Un anonimo lettore di
questo blog mi chiede di leggere e
fornire il mio parere su Margaret Doody
e la serie dei suoi romanzi che ha come protagonista il filosofo Aristotele nei panni di un
investigatore sui generis che dovrà
chiarire alcuni delitti ambientati nell’antica Atene.
Grazie del suggerimento, ma
non lo seguirò: i gialli storici
della Doody non rientrano nel novero di quei libri che amo ri-leggere.

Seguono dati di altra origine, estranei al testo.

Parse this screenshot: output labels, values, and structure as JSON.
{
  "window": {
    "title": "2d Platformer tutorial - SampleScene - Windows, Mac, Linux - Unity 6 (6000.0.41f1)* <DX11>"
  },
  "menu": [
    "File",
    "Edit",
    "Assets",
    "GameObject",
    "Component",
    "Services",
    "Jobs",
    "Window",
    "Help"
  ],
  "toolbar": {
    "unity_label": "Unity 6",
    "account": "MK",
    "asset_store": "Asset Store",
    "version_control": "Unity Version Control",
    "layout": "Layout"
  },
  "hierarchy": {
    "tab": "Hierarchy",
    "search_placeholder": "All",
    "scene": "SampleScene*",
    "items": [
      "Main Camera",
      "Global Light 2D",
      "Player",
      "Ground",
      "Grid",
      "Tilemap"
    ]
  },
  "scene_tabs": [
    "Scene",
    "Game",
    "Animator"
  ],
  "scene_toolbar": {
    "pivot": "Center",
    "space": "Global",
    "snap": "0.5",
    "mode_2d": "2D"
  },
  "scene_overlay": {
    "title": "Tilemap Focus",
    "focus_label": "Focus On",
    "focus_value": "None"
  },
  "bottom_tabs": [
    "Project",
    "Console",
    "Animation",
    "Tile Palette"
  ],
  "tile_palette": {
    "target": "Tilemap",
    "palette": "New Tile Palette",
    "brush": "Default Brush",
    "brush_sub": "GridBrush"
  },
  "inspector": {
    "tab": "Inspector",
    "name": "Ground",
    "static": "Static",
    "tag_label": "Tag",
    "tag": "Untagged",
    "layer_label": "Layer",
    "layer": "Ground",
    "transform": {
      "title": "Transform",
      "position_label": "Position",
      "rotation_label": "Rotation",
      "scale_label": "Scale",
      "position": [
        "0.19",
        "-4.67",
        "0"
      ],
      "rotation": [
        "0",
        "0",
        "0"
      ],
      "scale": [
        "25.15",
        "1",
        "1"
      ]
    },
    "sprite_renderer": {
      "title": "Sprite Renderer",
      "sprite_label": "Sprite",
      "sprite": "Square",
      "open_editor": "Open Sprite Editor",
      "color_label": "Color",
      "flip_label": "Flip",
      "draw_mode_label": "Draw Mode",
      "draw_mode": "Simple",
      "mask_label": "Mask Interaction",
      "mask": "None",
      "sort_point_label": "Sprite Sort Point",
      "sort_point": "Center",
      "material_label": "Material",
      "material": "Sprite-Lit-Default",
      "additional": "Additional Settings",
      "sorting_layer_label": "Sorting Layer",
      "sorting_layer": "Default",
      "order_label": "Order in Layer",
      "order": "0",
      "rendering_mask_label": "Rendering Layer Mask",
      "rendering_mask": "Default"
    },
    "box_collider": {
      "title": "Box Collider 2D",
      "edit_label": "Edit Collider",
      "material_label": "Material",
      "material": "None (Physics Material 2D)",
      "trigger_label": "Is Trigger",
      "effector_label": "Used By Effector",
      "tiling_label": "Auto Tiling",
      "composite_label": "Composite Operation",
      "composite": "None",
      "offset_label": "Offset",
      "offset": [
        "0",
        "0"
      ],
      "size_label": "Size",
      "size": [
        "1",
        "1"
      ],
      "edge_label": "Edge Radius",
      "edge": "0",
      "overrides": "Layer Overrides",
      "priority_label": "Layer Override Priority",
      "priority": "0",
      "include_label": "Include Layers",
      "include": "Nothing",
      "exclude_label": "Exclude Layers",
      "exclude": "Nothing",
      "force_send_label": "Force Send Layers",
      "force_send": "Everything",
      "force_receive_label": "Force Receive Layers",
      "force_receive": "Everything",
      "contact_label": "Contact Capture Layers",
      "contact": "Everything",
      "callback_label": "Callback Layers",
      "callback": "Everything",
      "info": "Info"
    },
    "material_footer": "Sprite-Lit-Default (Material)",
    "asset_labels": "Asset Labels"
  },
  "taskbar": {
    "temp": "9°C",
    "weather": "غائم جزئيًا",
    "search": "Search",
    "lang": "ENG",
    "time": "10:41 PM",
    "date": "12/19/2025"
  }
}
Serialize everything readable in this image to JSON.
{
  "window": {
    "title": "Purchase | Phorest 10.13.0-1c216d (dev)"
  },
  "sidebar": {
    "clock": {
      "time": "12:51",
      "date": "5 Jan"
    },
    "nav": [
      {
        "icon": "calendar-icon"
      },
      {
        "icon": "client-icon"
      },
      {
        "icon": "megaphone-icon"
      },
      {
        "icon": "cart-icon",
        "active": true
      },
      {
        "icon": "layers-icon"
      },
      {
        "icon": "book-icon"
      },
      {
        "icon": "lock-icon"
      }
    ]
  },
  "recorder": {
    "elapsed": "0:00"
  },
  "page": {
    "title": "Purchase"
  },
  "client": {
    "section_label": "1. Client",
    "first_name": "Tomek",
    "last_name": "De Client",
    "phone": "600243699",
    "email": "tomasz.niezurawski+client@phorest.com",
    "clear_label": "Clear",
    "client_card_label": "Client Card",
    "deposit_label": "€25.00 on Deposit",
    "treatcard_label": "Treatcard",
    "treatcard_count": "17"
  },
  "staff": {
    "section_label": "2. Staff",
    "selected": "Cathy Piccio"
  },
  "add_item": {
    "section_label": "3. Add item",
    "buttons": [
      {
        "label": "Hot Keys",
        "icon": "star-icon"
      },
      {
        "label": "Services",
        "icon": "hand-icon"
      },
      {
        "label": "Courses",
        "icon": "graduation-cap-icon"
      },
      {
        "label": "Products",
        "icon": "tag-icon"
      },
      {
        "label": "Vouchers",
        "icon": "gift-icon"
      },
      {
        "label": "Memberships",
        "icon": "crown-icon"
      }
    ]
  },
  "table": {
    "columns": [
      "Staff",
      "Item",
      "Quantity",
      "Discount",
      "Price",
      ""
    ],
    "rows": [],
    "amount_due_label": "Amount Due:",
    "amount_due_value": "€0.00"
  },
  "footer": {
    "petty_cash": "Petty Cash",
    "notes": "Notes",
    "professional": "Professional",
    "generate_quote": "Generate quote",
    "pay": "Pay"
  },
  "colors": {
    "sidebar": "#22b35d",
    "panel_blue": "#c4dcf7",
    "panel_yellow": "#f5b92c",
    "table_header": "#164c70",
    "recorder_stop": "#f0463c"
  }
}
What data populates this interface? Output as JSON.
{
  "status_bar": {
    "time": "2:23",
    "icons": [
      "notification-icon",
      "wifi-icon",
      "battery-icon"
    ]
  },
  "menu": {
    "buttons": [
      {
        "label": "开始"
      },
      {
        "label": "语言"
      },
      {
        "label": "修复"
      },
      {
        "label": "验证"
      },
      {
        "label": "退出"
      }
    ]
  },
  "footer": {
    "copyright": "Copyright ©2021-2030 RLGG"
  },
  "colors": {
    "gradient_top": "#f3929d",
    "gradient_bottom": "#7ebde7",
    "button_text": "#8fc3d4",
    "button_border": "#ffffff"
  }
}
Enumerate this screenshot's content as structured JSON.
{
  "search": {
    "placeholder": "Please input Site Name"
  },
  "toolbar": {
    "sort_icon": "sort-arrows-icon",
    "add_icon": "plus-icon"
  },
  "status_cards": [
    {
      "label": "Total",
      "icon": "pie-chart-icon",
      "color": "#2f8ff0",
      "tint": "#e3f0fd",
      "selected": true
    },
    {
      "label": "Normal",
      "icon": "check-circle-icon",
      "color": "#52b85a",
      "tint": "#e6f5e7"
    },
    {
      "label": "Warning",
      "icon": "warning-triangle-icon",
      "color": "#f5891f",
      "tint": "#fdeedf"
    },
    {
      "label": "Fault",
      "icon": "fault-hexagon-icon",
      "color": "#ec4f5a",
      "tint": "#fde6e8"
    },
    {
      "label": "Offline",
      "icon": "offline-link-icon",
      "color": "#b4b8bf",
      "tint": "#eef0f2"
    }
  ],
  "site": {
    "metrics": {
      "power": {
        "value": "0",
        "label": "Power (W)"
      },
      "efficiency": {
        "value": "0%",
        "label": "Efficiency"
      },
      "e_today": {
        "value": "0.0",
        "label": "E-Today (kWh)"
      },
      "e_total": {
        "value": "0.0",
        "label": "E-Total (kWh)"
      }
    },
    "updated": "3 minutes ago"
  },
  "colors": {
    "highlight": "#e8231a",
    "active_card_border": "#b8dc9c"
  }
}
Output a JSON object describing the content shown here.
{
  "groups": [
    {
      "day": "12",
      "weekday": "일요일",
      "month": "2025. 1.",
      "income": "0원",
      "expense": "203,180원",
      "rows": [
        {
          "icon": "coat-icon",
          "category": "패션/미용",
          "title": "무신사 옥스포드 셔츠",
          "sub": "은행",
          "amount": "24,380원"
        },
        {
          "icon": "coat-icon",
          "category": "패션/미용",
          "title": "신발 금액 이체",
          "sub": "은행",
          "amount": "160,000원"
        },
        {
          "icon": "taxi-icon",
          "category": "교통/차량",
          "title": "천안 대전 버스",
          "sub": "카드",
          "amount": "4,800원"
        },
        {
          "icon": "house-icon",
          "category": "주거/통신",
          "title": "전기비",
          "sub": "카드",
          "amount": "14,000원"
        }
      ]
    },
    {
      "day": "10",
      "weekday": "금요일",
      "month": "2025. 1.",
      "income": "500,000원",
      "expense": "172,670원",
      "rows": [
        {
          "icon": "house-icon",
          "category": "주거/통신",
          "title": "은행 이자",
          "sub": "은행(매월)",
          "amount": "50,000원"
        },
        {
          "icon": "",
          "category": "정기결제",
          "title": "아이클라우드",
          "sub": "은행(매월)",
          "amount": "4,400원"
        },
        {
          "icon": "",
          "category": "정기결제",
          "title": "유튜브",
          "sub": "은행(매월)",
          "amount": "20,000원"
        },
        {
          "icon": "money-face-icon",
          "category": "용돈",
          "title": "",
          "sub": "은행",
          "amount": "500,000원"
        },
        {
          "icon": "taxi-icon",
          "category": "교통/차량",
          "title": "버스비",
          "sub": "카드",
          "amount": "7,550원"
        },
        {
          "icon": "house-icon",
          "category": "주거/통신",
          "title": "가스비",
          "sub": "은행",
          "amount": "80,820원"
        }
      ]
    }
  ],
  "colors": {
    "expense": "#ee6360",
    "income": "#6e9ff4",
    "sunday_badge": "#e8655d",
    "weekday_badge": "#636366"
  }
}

La serie di cui si parla è
stata iniziata dalla letterata canadese Margaret
Doody negli anni Settanta. Dapprima apprezzata dalla critica ma quasi del
tutto ignorata dal pubblico (esattamente come i miei libri… sigh!), è stata
riscoperta alla fine degli anni Novanta dando luogo ad un inaspettato boom di vendite che ha convinto la scrittrice
a riprendere le avventure del filosofo con gongolante gaudio di Sellerio.
Stranezze dell’editoria.
All’epoca ho letto una
buona parte degli episodi usciti. Nei romanzi Aristotele interpreta la parte di un antesignano Sherlock Holmes, completo del Dottor Watson i cui panni sono vestiti dal
discepolo Stefanos, e impiega la sua
logica aristotelica per risolvere il mistero di alcuni delitti che coinvolgono anche
personaggi eminenti, dapprima nella capitale greca, quindi andando in trasferta
persino in Egitto.
Aristotele
detective, come le altre
puntate della serie, è un giallo tutto sommato semplice: lo stile è pacato,
adeguato all’ambientazione antica e senza la velocità che caratterizza i
thriller attuali, e nel quale anche i colpi di scena sono moderati e non hanno
il sensazionalismo così spesso ricercato dagli autori moderni. La ricostruzione
storica dell’Atene del III secolo avanti Cristo è rigorosa, così come gli usi e
costumi dell’epoca. Per intenderci: non c’è nessun orologio al polso di una comparsa.
Il personaggio di Stefanos appare
leggermente amorfo, mentre si scopre un Aristotele
sottilmente ironico che nasconde una vena di leggerezza sotto la patina della
serietà.
Personalmente ho trovato i
gialli della Doody leggermente
noiosi: interessanti ma lenti, non quel tanto che ti fa arrivare a pensare uffa che palle e a lasciarlo a metà, ma
quanto basta per non provare alcun desiderio di rileggerli come invece può
succedere per altri romanzi. Come dicevo nel paragrafo precedente, la lentezza
e la carenza di sorprese avvincenti si fanno sentire e di certo non ne permettono
una lettura di tre ore la sera, a letto, senza cadere vittime del sonno.